His message was unambiguous: physical infrastructure, while essential, cannot substitute for household-level economic empowerment. Despite impressive investments in Uganda’s highways and power grids, the President argued that development must now be measured by its ability to lift families out of poverty.

“The nation must apply the same principle by seeking household income first,” Museveni added, quoting the Bible: “Seek first the Kingdom of God and all these things shall be added unto you.”

This rhetorical shift reflects a broader policy recalibration—from top-down public investment to grassroots economic participation. It underscores growing concern at the highest level that Uganda’s model of growth, though visible and politically popular, has not trickled down equitably to the average household—especially in rural and peri-urban areas.

Central to this reframing is the Parish Development Model, which Museveni now touts as the flagship intervention for poverty eradication. Designed to decentralize development and deliver capital directly to the community level, PDM offers an alternative to waiting for indirect benefits from large infrastructure investments.

To drive home his point, Museveni shared a story of a 64-year-old woman from Rubirizi who, after receiving Shs1 million through PDM, was able to rebuild her home. The impact was so profound that her estranged husband returned from Kampala to rejoin the household.

“Cows do not eat tarmac or sit on electricity. “I bought land in Kisozi in 1990 when there was no development, and now development has followed wealth,” Museveni said.

These anecdotes serve to emphasize that economic transformation must begin at the household level, with small capital injections and community-led planning yielding faster and more inclusive returns than mega projects alone.

While shifting the focus to income generation, Museveni was careful not to dismiss infrastructure altogether. He expressed frustration with the deteriorating condition of roads like the Mityana–Sekanyonyi–Mwanzi route, calling on the Ministry of Works to enhance maintenance practices.
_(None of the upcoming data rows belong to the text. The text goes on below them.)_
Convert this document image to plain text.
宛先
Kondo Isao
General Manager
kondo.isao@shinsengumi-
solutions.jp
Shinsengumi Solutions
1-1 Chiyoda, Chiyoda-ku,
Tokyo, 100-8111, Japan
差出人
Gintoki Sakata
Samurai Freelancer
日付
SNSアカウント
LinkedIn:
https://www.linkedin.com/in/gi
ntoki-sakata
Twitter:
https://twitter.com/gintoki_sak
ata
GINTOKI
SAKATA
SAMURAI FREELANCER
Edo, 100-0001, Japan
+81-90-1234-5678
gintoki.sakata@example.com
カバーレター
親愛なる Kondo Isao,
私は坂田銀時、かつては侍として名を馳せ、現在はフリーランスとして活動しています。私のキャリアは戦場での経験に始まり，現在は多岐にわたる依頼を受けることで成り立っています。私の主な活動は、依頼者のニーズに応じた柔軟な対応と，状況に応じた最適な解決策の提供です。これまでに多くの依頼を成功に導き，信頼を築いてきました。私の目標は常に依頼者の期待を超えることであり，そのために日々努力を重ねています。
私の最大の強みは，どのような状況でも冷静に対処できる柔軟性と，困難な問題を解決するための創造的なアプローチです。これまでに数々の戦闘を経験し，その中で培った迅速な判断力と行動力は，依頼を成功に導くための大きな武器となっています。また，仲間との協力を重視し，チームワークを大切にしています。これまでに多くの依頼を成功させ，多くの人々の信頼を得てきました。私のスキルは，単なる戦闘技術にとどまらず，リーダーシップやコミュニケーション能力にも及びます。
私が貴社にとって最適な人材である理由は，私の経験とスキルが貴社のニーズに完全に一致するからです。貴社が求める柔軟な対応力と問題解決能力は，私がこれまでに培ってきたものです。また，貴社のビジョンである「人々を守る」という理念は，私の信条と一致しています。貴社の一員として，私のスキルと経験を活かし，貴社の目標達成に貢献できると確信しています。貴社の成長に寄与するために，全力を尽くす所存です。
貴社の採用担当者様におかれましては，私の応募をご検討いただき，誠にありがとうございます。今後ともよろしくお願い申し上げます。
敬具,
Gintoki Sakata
“Why do we allow good roads to deteriorate? Even murram roads, if maintained, serve communities well.”

The President also addressed systemic weaknesses in local governance structures, particularly in education service delivery. He accused District Service Commissions of corruption and promised salary increases for LC3s, LC5s, and councilors. By doing so, Museveni positioned local leaders as critical actors in this new era of people-centred development.

This is consistent with his broader narrative in recent speeches—calling out saboteurs of the Universal Primary and Secondary Education policies, and warning against illegal school fees that exclude poor children. In this context, improving local accountability is not only a governance goal but a poverty reduction strategy.

Museveni’s “tarmac doesn’t feed the hungry” declaration marks a clear evolution in Uganda’s development messaging. It is an acknowledgment that infrastructure alone does not equate to inclusive growth and that unless families are equipped with the tools to generate income, national prosperity will remain an illusion for many.

Uganda’s next development chapter may well be written not in concrete, but in capital access, localized governance, and a relentless focus on household productivity.